All of the sudden, we found ourselves at our twenty week appointment with baby number two, and we stared forward with blurred vision and shattered hearts as the doctors repeated the exact words we had heard the first time around, “Your baby cannot live outside of the womb. Her diagnosis is fatal.” I will spare you the details of the next four months and what it was like to say hello and goodbye to baby number two after thirty-six challenging hours of labor. What I will say about it, was that it was full of inexplicable pain.

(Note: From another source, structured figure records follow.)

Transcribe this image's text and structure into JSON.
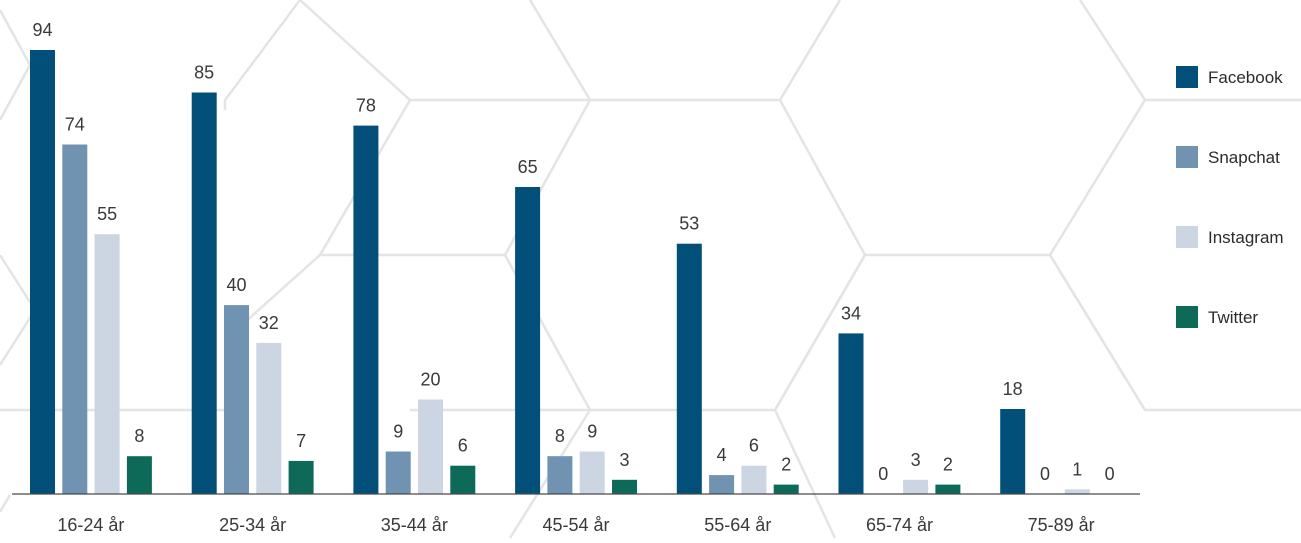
{
  "chart_data": {
    "type": "bar",
    "categories": [
      "16-24 år",
      "25-34 år",
      "35-44 år",
      "45-54 år",
      "55-64 år",
      "65-74 år",
      "75-89 år"
    ],
    "series": [
      {
        "name": "Facebook",
        "color": "#02507a",
        "values": [
          94,
          85,
          78,
          65,
          53,
          34,
          18
        ]
      },
      {
        "name": "Snapchat",
        "color": "#7093b1",
        "values": [
          74,
          40,
          9,
          8,
          4,
          0,
          0
        ]
      },
      {
        "name": "Instagram",
        "color": "#ccd6e2",
        "values": [
          55,
          32,
          20,
          9,
          6,
          3,
          1
        ]
      },
      {
        "name": "Twitter",
        "color": "#0e6a58",
        "values": [
          8,
          7,
          6,
          3,
          2,
          2,
          0
        ]
      }
    ],
    "ylim": [
      0,
      100
    ],
    "grid": false,
    "legend": "right",
    "data_labels": true
  }
}
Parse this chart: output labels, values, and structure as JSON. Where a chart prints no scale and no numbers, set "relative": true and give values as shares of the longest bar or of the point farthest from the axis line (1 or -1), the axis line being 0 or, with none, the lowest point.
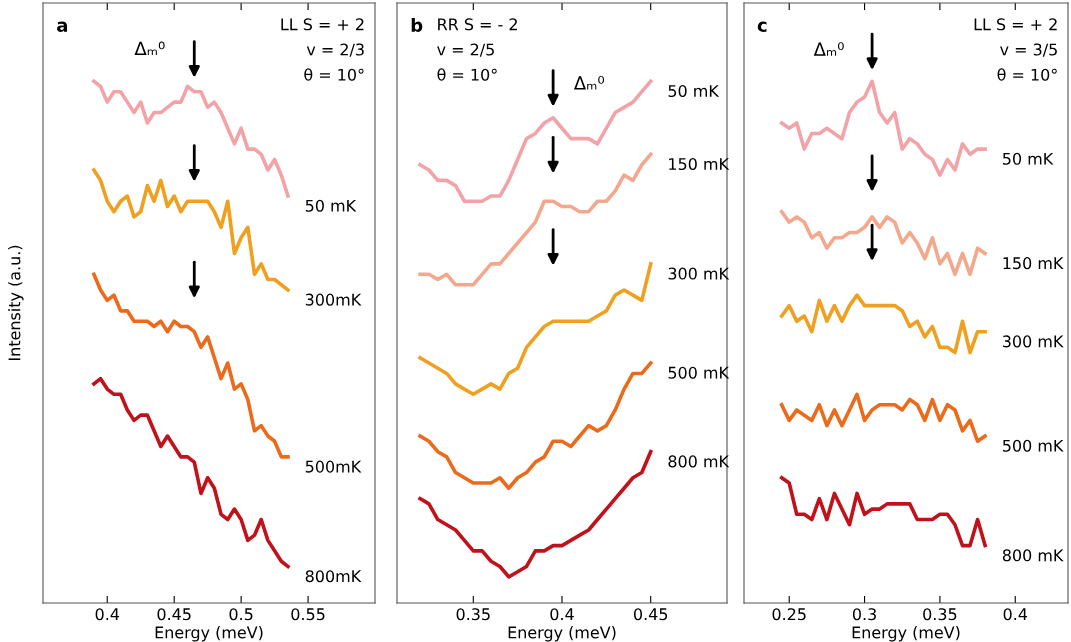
{
  "chart_data": [
    {
      "type": "line",
      "title": "a",
      "xlabel": "Energy (meV)",
      "ylabel": "Intensity (a.u.)",
      "relative": true,
      "legend": false,
      "xlim": [
        0.352,
        0.6
      ],
      "xticks": [
        0.4,
        0.45,
        0.5,
        0.55
      ],
      "x": [
        0.39,
        0.395,
        0.4,
        0.405,
        0.41,
        0.415,
        0.42,
        0.425,
        0.43,
        0.435,
        0.44,
        0.445,
        0.45,
        0.455,
        0.46,
        0.465,
        0.47,
        0.475,
        0.48,
        0.485,
        0.49,
        0.495,
        0.5,
        0.505,
        0.51,
        0.515,
        0.52,
        0.525,
        0.53,
        0.535
      ],
      "series": [
        {
          "name": "50 mK",
          "color": "#f2a3a8",
          "values": [
            1.0,
            0.99,
            0.96,
            0.98,
            0.98,
            0.96,
            0.94,
            0.96,
            0.92,
            0.94,
            0.94,
            0.95,
            0.96,
            0.96,
            0.99,
            0.98,
            0.98,
            0.95,
            0.96,
            0.94,
            0.91,
            0.88,
            0.91,
            0.87,
            0.87,
            0.86,
            0.83,
            0.85,
            0.82,
            0.78
          ]
        },
        {
          "name": "300mK",
          "color": "#f0a020",
          "values": [
            0.83,
            0.81,
            0.77,
            0.75,
            0.77,
            0.78,
            0.74,
            0.75,
            0.8,
            0.77,
            0.81,
            0.76,
            0.78,
            0.75,
            0.77,
            0.77,
            0.77,
            0.77,
            0.75,
            0.72,
            0.77,
            0.67,
            0.7,
            0.72,
            0.63,
            0.65,
            0.62,
            0.62,
            0.61,
            0.6
          ]
        },
        {
          "name": "500mK",
          "color": "#eb6a1c",
          "values": [
            0.63,
            0.6,
            0.58,
            0.59,
            0.56,
            0.56,
            0.54,
            0.54,
            0.54,
            0.53,
            0.54,
            0.52,
            0.54,
            0.53,
            0.53,
            0.52,
            0.49,
            0.51,
            0.47,
            0.43,
            0.46,
            0.41,
            0.42,
            0.39,
            0.33,
            0.34,
            0.32,
            0.31,
            0.28,
            0.28
          ]
        },
        {
          "name": "800mK",
          "color": "#c1121c",
          "values": [
            0.42,
            0.43,
            0.41,
            0.4,
            0.4,
            0.37,
            0.35,
            0.36,
            0.36,
            0.33,
            0.3,
            0.32,
            0.3,
            0.28,
            0.28,
            0.27,
            0.21,
            0.24,
            0.22,
            0.17,
            0.16,
            0.18,
            0.16,
            0.12,
            0.13,
            0.16,
            0.12,
            0.1,
            0.08,
            0.07
          ]
        }
      ],
      "annotations": [
        "LL S = + 2",
        "v = 2/3",
        "θ = 10°",
        {
          "text": "Δₘ⁰",
          "x": 0.465,
          "y": 0.98
        }
      ]
    },
    {
      "type": "line",
      "title": "b",
      "xlabel": "Energy (meV)",
      "relative": true,
      "legend": false,
      "xlim": [
        0.307,
        0.493
      ],
      "xticks": [
        0.35,
        0.4,
        0.45
      ],
      "x": [
        0.32,
        0.325,
        0.33,
        0.335,
        0.34,
        0.345,
        0.35,
        0.355,
        0.36,
        0.365,
        0.37,
        0.375,
        0.38,
        0.385,
        0.39,
        0.395,
        0.4,
        0.405,
        0.41,
        0.415,
        0.42,
        0.425,
        0.43,
        0.435,
        0.44,
        0.445,
        0.45
      ],
      "series": [
        {
          "name": "50 mK",
          "color": "#f2a3a8",
          "values": [
            0.84,
            0.83,
            0.81,
            0.81,
            0.8,
            0.77,
            0.77,
            0.77,
            0.78,
            0.78,
            0.81,
            0.85,
            0.89,
            0.9,
            0.92,
            0.93,
            0.91,
            0.89,
            0.89,
            0.89,
            0.88,
            0.91,
            0.94,
            0.95,
            0.96,
            0.98,
            1.0
          ]
        },
        {
          "name": "150 mK",
          "color": "#f3a88e",
          "values": [
            0.63,
            0.63,
            0.62,
            0.63,
            0.61,
            0.61,
            0.61,
            0.63,
            0.65,
            0.65,
            0.67,
            0.69,
            0.71,
            0.73,
            0.77,
            0.77,
            0.76,
            0.76,
            0.75,
            0.75,
            0.77,
            0.77,
            0.79,
            0.82,
            0.81,
            0.84,
            0.86
          ]
        },
        {
          "name": "300 mK",
          "color": "#f0a020",
          "values": [
            0.47,
            0.46,
            0.45,
            0.44,
            0.42,
            0.41,
            0.4,
            0.41,
            0.42,
            0.41,
            0.44,
            0.45,
            0.49,
            0.51,
            0.53,
            0.54,
            0.54,
            0.54,
            0.54,
            0.54,
            0.55,
            0.56,
            0.59,
            0.6,
            0.59,
            0.58,
            0.65
          ]
        },
        {
          "name": "500 mK",
          "color": "#eb6a1c",
          "values": [
            0.32,
            0.31,
            0.29,
            0.28,
            0.25,
            0.24,
            0.23,
            0.23,
            0.23,
            0.24,
            0.22,
            0.24,
            0.25,
            0.27,
            0.28,
            0.31,
            0.31,
            0.3,
            0.32,
            0.34,
            0.33,
            0.34,
            0.37,
            0.41,
            0.44,
            0.44,
            0.46
          ]
        },
        {
          "name": "800 mK",
          "color": "#c1121c",
          "values": [
            0.2,
            0.19,
            0.16,
            0.15,
            0.14,
            0.12,
            0.1,
            0.1,
            0.08,
            0.07,
            0.05,
            0.06,
            0.07,
            0.1,
            0.1,
            0.11,
            0.11,
            0.12,
            0.13,
            0.14,
            0.16,
            0.18,
            0.2,
            0.22,
            0.24,
            0.25,
            0.29
          ]
        }
      ],
      "annotations": [
        "RR S = - 2",
        "v = 2/5",
        "θ = 10°",
        {
          "text": "Δₘ⁰",
          "x": 0.395,
          "y": 0.93
        }
      ]
    },
    {
      "type": "line",
      "title": "c",
      "xlabel": "Energy (meV)",
      "relative": true,
      "legend": false,
      "xlim": [
        0.22,
        0.435
      ],
      "xticks": [
        0.25,
        0.3,
        0.35,
        0.4
      ],
      "x": [
        0.245,
        0.25,
        0.255,
        0.26,
        0.265,
        0.27,
        0.275,
        0.28,
        0.285,
        0.29,
        0.295,
        0.3,
        0.305,
        0.31,
        0.315,
        0.32,
        0.325,
        0.33,
        0.335,
        0.34,
        0.345,
        0.35,
        0.355,
        0.36,
        0.365,
        0.37,
        0.375,
        0.38
      ],
      "series": [
        {
          "name": "50 mK",
          "color": "#f2a3a8",
          "values": [
            0.92,
            0.91,
            0.92,
            0.87,
            0.9,
            0.9,
            0.91,
            0.9,
            0.89,
            0.94,
            0.96,
            0.97,
            1.0,
            0.94,
            0.92,
            0.94,
            0.87,
            0.89,
            0.88,
            0.86,
            0.85,
            0.82,
            0.85,
            0.83,
            0.88,
            0.86,
            0.87,
            0.87
          ]
        },
        {
          "name": "150 mK",
          "color": "#f3a88e",
          "values": [
            0.75,
            0.73,
            0.74,
            0.73,
            0.7,
            0.71,
            0.68,
            0.7,
            0.7,
            0.71,
            0.71,
            0.72,
            0.74,
            0.72,
            0.74,
            0.73,
            0.69,
            0.71,
            0.69,
            0.66,
            0.7,
            0.65,
            0.67,
            0.63,
            0.67,
            0.63,
            0.68,
            0.67
          ]
        },
        {
          "name": "300 mK",
          "color": "#f0a020",
          "values": [
            0.55,
            0.57,
            0.54,
            0.55,
            0.52,
            0.58,
            0.54,
            0.57,
            0.54,
            0.57,
            0.59,
            0.57,
            0.57,
            0.57,
            0.57,
            0.57,
            0.56,
            0.53,
            0.54,
            0.51,
            0.53,
            0.49,
            0.49,
            0.48,
            0.54,
            0.48,
            0.52,
            0.52
          ]
        },
        {
          "name": "500 mK",
          "color": "#eb6a1c",
          "values": [
            0.38,
            0.35,
            0.37,
            0.36,
            0.35,
            0.38,
            0.34,
            0.37,
            0.34,
            0.37,
            0.4,
            0.35,
            0.37,
            0.38,
            0.38,
            0.38,
            0.37,
            0.39,
            0.38,
            0.35,
            0.39,
            0.35,
            0.38,
            0.37,
            0.33,
            0.35,
            0.31,
            0.32
          ]
        },
        {
          "name": "800 mK",
          "color": "#c1121c",
          "values": [
            0.24,
            0.23,
            0.17,
            0.17,
            0.16,
            0.2,
            0.16,
            0.21,
            0.18,
            0.15,
            0.21,
            0.17,
            0.18,
            0.18,
            0.19,
            0.19,
            0.19,
            0.19,
            0.16,
            0.16,
            0.16,
            0.17,
            0.17,
            0.15,
            0.11,
            0.11,
            0.16,
            0.11
          ]
        }
      ],
      "annotations": [
        "LL S = + 2",
        "v = 3/5",
        "θ = 10°",
        {
          "text": "Δₘ⁰",
          "x": 0.305,
          "y": 1.0
        }
      ]
    }
  ]
}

So back to the word “endure.” Can you see why I was sick of reading it, hearing it, and thinking about it? What was life even like before I was enduring this kind of hardship? I honestly couldn’t remember. So one day, in my frustration, I looked up the definition of endure. It’s almost humorous. We think sometimes that to endure means to stay strong and to pray and to put our best face forward as we trudge through the mess. But the definition is actually much more simple:

(1) to suffer patiently

(2) to tolerate.

That’s it.

It may sound pitiful, but that definition brought me so much comfort. Because you could not have paid me enough money to muster up any amount of “strength” in this. People kept telling me I was strong, but I felt the opposite. What does it mean to be strong in the midst of loss and heartache? I mean, I didn’t opt out of living, so there’s that, but I wouldn’t consider that fact to be a marker of personal strength and great endurance. What I could do is just be. I could tolerate. People would tell me I was strong and courageous for walking through this, and that they could never be strong enough to face such loss, but that never made sense to me because there wasn’t a way I could snap my fingers and turn off the suffering or change the outcome. I was merely surrendering because I had no other choice. I didn’t ask for this. I had no way out. We don’t get to decide we aren’t strong enough to handle something and then have that situation not happen to us. The pre-infant-loss version of myself could never have fathomed I would watch my children die, but what that really means is that I didn’t ever want to imagine a life where that would or could be my reality. But now that I have experienced it, I know that we, as human beings, are capable of staring fear and loss and heartache and devastation in the face and not having it wreck us. Nobody welcomes hardship or pain to take over their lives. We live in a broken world where all is not as it should be. But what if we were more aware of how capable we are of walking through the valley and still being alive on the other side to talk of our battle? I don’t mean that we should invite danger and reckless behavior into our lives to test our ability to survive, but rather that we live bravely and boldly, unafraid of what lies ahead, and unafraid that our reality may look different than the one we grew up imagining. We are not promised a life void of pain, but what I do know from experience is that if we let it, every unexpected trial can be used to tell the story of a life made stronger.